50. Not taking advantage of an employer match on your 401(k) is no different than declining a raise.

51. Don't let Washington sway your investment decisions. Congress has
been a dysfunctional swamp of disappointment since 1789, and stocks
have done well ever since.


52. To quote Larry Summers: "A good rule of thumb for many things in
life holds that things take longer to happen than you think they
will, and then happen faster than you thought they could."


53. Another Larry Summers gem: "THERE ARE IDIOTS. Look around."

54. "Invest in what you know" is dangerously simplified. 

55. Quit day trading, and donate your money to charity instead. Same financial result for you, and a better outcome for society.

56. Most people's biggest expense is interest, which comes from
living beyond your means, and buying things they think will impress
others, which comes from insecurity.
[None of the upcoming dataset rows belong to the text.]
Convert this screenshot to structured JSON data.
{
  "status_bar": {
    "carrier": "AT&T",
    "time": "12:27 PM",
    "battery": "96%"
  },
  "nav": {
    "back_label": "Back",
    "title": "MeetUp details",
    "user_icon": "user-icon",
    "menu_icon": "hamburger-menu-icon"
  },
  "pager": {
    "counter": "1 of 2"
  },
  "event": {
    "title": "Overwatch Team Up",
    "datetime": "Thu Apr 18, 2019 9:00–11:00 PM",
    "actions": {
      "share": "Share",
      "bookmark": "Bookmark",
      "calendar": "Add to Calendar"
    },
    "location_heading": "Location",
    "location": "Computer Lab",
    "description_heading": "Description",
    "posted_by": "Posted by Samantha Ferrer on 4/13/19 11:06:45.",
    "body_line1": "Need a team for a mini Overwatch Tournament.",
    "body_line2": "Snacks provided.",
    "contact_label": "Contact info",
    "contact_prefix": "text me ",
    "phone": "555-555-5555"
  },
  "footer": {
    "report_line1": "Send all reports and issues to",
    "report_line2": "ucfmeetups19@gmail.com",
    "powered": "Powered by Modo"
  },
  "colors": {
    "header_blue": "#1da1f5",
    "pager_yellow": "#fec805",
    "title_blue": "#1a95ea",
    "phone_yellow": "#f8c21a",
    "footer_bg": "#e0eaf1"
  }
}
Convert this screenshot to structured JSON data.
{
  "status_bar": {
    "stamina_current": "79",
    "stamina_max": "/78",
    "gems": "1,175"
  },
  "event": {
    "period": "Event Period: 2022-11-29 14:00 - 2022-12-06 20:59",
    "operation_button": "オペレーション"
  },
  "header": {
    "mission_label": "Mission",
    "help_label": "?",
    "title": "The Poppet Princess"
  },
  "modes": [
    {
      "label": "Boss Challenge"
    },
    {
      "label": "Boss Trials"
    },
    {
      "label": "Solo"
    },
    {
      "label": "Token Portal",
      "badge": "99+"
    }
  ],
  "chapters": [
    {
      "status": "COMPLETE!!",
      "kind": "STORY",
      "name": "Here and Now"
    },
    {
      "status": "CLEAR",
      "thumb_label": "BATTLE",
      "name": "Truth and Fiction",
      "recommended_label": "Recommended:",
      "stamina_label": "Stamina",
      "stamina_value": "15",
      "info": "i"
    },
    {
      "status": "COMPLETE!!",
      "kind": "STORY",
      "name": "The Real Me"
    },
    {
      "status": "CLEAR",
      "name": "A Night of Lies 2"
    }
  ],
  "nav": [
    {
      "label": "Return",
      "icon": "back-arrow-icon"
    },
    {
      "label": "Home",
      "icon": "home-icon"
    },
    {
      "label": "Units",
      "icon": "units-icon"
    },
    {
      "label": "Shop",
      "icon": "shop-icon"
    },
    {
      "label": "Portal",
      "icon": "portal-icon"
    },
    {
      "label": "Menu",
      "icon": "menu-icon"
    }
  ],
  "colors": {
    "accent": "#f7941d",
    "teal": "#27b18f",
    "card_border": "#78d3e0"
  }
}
Avoid these two and you'll grow
richer than most of your peers.


57. Reaching for yield to increase your income is often like sticking
your hands in a fire to warm them up -- good in theory, disastrous in
practice. 


58. Your devotion to a political party or economic philosophy is
directly proportional to your tendency to think irrationally about how
politics affects your investments.


59. Most people need a financial advisor, but everyone needs a
financial counselor, or someone to talk them off the ledge before making
a dumb decision.


60. There's a strong negative correlation between flaunting money and being rich. 

61. Investors were probably better informed 20 years ago when there was 90% less financial news.